Putin: Deterioration of Moscow-Kyiv relations not linked to occupation of Crimea
Russian President Vladimir Putin claims the deterioration of relations between Moscow and Kyiv is "in fact not linked" to the occupation of Ukraine's Crimea by Russia.
Speaking in an interview on a Russian TV channel, he claimed a "coup d'etat" and the "seizure of power" had taken place in Ukraine, and since then the views of the two countries' leadership have become "completely opposite," the Russian news agency RBC reported.
"Since the very moment, we've gone our separate ways," he said.
Only after that, the peninsula "became part" of Russia, he insisted.
Yet, talking about the feud between the two countries, Putin suggested that "this wave will sooner or later subside."

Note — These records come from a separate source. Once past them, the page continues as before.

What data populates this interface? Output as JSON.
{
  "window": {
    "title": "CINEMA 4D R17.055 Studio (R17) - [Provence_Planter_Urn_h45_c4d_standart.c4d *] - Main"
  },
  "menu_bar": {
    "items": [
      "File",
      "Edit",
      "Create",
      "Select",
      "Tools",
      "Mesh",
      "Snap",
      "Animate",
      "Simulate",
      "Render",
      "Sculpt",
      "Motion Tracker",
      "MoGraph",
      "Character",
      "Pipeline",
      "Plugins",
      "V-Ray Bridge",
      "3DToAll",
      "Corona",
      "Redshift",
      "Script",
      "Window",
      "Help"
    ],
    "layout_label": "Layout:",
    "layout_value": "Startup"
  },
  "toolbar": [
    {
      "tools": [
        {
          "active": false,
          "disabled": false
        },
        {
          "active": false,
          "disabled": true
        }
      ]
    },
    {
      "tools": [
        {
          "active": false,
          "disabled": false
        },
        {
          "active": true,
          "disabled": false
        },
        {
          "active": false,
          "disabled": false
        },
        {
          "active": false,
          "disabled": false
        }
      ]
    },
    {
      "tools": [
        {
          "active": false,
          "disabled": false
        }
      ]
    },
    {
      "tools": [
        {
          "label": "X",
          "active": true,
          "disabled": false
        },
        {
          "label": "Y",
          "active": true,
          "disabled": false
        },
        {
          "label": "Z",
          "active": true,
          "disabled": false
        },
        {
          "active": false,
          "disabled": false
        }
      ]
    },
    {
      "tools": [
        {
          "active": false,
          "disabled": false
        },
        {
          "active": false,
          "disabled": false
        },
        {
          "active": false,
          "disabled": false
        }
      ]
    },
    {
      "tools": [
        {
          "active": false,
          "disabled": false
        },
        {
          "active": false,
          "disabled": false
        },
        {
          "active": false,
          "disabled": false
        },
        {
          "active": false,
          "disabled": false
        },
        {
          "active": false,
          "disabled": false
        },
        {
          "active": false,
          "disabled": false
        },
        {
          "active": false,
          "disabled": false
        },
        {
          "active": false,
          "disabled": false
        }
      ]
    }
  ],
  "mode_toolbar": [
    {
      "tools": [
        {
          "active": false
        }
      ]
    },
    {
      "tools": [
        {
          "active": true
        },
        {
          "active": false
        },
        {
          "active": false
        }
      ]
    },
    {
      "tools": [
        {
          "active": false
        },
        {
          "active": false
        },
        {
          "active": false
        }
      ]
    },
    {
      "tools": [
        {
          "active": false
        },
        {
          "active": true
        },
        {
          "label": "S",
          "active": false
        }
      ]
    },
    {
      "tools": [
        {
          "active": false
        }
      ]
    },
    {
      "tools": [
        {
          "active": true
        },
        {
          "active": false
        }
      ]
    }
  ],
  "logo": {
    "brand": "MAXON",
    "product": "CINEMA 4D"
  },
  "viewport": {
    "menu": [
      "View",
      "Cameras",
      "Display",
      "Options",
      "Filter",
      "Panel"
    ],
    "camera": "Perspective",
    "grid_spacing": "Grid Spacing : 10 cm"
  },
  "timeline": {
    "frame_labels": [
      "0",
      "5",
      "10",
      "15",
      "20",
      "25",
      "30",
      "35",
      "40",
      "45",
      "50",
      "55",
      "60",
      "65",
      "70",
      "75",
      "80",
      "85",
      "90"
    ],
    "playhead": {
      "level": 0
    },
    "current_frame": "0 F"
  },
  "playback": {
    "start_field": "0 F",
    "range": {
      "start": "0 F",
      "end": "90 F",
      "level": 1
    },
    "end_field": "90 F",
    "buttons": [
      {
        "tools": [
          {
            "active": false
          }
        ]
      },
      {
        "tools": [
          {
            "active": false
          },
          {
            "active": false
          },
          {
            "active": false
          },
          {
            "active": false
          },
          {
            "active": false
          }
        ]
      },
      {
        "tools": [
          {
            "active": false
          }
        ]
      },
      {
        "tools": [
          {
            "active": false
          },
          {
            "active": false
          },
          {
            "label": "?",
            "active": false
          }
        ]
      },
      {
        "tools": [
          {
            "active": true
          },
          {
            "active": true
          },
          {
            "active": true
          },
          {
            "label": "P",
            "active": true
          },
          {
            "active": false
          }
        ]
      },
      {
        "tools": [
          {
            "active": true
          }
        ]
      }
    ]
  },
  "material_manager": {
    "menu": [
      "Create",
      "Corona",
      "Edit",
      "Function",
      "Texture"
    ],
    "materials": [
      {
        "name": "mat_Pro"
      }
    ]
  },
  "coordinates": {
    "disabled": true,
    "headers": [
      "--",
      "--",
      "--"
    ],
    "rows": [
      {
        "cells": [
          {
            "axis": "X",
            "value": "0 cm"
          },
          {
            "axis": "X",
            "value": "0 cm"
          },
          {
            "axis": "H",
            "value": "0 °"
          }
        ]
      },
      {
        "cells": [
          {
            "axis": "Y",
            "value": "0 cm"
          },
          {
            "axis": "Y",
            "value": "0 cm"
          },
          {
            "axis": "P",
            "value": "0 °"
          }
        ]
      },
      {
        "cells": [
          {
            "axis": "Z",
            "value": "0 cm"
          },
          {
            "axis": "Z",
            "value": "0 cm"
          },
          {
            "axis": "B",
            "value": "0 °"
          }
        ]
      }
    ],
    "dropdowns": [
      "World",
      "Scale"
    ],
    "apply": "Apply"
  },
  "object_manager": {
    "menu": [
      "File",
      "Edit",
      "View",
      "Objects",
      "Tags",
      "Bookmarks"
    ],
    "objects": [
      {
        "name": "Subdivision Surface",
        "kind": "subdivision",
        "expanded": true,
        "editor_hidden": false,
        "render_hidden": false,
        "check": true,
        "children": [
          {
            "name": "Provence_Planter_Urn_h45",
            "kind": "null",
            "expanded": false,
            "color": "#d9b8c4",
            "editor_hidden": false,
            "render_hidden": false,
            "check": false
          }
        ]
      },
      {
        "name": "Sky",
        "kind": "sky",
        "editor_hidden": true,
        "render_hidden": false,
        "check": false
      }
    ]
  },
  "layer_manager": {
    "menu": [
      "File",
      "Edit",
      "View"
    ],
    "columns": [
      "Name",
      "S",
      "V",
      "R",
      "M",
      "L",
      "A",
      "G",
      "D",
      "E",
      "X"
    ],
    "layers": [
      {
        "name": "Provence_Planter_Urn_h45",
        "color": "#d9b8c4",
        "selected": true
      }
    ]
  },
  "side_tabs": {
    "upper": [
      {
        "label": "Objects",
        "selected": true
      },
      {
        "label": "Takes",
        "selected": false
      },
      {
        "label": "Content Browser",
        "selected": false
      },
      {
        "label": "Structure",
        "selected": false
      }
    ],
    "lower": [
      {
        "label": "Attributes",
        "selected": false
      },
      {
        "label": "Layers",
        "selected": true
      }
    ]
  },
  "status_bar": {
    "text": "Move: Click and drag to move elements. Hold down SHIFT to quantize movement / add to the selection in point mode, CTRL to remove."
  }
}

UNIAN memo. Russia annexed Ukraine's Crimea in March 2014 after its troops had occupied the peninsula. An illegal referendum was held for Crimeans to decide on accession to Russia.
De-facto Crimean authorities reported that allegedly 96.77% of the Crimean population had voted for joining Russia.
On March 18, 2014, the so-called agreement on the accession of Crimea and the city of Sevastopol to Russia was signed in the Kremlin.
The West did not recognize the annexation in response to which sanctions against Russia were introduced. Ukraine's parliament voted to designate February 20, 2014, as the official date when the temporary occupation of Crimea began.